Other states have taken similar measures to avoid parental relinquishments, including an expansion of intensive outpatient care, multisystemic therapy that involves families, schools, treatment providers and community members, and respite centers that offer families short-term cooling off periods. Legislation pending in Texas would enhance funding for such interventions, as will a law recently passed in Iowa that expands mental health care services.
“It’s important to note that a lot of these kids are on waiting lists,” Maye Quade told The Imprint about the problems in Minnesota. “Providers have agreed that residential treatment is the best next step. But the backlog is so long, there’s no bed to discharge them to.”
With too few options in her region, Manolis said her son remains in a juvenile detention center — an outcome no one wanted to see.

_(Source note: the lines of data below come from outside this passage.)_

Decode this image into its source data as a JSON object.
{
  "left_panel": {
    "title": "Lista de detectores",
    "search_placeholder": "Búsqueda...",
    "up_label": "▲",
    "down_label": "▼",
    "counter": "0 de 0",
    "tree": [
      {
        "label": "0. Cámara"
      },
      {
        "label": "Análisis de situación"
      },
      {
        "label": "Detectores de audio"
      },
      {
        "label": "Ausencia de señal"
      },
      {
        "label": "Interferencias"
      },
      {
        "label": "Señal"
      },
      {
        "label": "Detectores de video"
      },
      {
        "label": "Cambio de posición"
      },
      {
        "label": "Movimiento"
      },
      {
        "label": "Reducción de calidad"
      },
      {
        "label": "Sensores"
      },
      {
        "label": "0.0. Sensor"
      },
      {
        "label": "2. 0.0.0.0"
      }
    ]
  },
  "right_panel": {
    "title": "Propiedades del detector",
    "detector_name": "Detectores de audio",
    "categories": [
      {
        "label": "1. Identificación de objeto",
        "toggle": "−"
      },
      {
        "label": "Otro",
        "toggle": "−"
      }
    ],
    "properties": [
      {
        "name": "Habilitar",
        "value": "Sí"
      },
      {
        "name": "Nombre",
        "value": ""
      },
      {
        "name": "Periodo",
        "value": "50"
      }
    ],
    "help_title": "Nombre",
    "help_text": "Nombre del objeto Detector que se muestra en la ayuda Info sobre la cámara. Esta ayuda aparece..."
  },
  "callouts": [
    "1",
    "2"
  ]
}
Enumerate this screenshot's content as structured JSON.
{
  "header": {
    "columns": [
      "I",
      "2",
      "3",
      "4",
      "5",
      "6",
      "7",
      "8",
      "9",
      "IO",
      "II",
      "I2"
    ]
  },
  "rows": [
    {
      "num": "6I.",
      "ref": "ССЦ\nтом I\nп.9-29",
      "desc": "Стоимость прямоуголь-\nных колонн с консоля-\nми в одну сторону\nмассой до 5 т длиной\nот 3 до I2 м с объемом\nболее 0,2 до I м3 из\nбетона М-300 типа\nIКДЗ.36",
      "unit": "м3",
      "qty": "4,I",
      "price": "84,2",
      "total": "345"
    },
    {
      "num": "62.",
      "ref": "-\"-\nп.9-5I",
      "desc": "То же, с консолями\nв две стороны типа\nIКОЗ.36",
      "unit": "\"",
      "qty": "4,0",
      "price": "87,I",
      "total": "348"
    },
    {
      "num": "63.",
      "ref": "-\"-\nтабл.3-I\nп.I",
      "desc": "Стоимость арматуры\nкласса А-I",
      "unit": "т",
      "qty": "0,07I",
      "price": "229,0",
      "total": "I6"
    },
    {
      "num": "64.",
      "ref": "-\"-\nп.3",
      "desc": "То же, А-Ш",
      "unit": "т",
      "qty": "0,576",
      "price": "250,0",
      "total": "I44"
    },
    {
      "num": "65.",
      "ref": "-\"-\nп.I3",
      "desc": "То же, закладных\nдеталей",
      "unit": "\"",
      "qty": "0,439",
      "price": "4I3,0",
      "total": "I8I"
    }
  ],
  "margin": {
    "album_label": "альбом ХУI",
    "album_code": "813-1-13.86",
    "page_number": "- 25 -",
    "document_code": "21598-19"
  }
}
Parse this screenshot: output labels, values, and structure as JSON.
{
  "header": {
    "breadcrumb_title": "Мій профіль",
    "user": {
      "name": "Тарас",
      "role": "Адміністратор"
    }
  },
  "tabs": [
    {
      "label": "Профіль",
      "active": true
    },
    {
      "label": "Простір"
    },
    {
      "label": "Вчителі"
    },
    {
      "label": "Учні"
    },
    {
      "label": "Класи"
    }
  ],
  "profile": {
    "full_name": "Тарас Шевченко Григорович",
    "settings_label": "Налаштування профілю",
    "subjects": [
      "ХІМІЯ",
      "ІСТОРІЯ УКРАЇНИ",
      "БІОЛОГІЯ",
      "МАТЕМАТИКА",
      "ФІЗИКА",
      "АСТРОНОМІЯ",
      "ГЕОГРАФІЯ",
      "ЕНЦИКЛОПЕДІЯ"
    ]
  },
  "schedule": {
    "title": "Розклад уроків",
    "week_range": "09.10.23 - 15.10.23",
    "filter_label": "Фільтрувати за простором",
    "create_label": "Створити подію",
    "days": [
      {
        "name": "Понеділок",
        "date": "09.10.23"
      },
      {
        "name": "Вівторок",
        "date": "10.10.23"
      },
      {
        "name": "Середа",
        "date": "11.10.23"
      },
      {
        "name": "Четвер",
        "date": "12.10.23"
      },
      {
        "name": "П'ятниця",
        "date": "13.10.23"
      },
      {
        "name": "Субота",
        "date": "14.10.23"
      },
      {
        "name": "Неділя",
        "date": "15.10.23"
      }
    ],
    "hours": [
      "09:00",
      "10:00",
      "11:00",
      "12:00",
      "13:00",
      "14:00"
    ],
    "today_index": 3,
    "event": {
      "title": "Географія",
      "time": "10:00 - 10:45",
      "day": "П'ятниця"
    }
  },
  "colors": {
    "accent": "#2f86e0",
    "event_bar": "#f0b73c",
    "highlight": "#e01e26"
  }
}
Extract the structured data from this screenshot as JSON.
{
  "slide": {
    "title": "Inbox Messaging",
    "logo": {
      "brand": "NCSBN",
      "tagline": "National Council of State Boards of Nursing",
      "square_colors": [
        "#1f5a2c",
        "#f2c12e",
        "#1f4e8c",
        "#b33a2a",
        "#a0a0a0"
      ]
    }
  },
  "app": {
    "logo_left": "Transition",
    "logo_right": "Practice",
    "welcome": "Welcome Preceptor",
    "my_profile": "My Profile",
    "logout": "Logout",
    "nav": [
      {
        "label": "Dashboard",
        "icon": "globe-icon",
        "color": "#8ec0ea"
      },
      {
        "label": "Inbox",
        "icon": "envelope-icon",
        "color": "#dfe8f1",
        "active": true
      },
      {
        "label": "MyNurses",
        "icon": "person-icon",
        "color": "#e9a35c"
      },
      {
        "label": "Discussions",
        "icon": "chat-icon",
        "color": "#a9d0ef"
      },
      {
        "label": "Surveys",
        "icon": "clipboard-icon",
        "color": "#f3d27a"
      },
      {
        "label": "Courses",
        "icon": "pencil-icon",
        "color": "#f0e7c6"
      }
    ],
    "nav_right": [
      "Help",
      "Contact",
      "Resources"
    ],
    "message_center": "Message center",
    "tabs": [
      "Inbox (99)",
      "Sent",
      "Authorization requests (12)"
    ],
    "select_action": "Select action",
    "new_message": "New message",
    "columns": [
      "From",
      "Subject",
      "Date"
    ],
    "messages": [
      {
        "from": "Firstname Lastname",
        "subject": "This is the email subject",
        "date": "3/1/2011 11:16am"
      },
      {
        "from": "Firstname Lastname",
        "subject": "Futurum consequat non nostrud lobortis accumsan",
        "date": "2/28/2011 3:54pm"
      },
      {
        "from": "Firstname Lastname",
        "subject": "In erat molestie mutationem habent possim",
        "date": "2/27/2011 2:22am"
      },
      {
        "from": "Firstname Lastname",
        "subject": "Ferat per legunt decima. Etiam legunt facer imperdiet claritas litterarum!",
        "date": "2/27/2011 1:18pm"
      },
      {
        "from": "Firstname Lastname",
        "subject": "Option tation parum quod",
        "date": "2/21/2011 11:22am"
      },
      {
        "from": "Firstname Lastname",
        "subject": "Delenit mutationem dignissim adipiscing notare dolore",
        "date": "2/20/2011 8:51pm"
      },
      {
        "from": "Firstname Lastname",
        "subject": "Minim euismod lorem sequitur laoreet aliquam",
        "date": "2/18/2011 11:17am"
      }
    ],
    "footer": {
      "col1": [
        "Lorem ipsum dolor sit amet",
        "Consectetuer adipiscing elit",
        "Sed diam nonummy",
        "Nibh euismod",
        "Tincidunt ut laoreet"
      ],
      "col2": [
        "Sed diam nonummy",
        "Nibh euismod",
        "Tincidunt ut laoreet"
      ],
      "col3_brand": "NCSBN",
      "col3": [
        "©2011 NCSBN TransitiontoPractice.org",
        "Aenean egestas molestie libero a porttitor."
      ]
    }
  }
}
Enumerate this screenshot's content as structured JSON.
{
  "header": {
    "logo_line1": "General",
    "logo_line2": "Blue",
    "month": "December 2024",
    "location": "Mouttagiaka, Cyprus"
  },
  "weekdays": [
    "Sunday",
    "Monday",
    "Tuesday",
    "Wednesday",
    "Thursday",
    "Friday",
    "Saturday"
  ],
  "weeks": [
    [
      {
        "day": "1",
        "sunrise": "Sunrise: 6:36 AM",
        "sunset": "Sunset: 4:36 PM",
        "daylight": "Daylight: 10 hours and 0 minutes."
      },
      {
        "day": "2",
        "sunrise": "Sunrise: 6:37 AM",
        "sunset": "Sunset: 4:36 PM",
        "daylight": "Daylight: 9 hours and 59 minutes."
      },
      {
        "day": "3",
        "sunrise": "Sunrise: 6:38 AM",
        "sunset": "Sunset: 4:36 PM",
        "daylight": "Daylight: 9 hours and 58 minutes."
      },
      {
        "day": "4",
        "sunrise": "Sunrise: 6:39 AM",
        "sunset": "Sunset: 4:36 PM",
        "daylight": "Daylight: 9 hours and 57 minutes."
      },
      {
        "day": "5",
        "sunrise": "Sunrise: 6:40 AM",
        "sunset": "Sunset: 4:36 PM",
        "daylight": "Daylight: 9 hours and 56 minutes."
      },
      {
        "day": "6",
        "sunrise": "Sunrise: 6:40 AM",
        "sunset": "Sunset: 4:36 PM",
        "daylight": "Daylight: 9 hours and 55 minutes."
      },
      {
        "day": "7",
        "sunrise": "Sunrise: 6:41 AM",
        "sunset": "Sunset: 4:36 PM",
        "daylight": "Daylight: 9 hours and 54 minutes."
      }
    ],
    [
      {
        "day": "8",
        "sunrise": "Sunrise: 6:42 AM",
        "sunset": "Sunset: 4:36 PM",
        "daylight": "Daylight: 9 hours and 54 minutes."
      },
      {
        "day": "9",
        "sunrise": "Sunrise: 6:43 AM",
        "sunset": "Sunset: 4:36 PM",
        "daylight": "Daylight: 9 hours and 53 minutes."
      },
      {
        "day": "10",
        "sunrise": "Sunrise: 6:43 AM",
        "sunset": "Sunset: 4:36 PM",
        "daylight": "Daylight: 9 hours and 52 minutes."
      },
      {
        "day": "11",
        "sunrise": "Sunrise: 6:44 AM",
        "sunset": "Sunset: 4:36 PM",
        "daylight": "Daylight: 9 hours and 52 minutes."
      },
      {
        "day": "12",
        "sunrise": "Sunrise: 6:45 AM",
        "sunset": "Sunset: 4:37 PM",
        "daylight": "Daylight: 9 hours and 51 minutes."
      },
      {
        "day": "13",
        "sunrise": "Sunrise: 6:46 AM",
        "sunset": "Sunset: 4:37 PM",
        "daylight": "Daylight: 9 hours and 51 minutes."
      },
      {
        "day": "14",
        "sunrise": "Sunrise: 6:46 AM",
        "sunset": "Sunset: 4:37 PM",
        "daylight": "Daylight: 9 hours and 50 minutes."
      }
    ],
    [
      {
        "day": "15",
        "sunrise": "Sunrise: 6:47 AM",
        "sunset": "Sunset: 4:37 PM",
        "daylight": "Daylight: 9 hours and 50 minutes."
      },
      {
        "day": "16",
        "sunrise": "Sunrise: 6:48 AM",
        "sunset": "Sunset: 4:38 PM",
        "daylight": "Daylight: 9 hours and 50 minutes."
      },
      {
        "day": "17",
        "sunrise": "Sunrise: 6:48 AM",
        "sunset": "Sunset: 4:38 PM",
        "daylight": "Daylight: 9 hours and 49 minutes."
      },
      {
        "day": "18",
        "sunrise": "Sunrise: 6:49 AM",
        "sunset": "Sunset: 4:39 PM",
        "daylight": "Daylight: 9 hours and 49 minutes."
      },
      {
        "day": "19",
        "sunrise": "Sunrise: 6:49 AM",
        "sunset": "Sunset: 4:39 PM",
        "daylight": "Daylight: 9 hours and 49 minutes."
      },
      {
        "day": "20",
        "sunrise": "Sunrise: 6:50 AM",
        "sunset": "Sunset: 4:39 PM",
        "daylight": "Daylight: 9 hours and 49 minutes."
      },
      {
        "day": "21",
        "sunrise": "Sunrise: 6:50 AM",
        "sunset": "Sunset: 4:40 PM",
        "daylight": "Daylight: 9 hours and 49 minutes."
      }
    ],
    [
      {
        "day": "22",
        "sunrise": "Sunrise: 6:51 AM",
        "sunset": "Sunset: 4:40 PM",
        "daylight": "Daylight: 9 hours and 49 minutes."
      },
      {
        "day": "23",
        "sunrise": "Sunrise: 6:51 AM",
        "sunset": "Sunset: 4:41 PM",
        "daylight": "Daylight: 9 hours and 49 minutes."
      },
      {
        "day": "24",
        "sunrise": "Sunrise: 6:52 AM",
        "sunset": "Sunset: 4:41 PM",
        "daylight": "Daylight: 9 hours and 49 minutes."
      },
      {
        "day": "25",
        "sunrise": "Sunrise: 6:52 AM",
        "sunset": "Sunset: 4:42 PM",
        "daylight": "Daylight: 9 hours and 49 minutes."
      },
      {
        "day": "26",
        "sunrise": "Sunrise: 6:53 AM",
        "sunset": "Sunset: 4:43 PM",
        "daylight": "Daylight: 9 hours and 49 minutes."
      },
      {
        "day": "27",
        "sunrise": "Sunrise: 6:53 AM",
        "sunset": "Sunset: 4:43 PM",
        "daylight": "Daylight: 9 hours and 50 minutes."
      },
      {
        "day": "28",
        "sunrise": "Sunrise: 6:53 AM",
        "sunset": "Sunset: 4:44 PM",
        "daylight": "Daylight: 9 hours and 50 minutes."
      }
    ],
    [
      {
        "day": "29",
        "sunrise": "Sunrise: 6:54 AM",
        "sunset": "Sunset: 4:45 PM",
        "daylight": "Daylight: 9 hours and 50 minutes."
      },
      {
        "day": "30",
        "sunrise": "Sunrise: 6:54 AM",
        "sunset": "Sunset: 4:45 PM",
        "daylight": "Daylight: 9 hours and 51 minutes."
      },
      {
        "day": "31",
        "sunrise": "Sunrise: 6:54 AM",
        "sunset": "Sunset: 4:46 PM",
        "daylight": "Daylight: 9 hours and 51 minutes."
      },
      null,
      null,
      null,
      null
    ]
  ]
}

And for her part, after an initial interview, Stevens County social workers did not pursue a parental neglect case against her because she agreed to a voluntary placement agreement.
“But, had we not done that, CPS would have had to move forward with a court-ordered neglect screening,” said Manolis. “If CPS opened a case against us, we could both lose our jobs,” she said of her spouse. “We could also lose the other kids in our home, who are adopted and have been through high-level trauma.”
Nonetheless, she said she’s still seeking treatment options for her son, who she describes as “smart and sensitive.”
Manolis added that she believes her son’s healing process will not be linear. In the past, it’s felt “impossible” to know what triggers him, she said, and there’s still much to be learned about his diagnoses and how to treat them.
“We need to create a society that accommodates people like him so that he can feel loved and accepted,” Manolis said. “If we can find meaning in his life, he will too.”
UPDATE: This story has been updated to clarify a paraphrased quote from Sue Abderholden.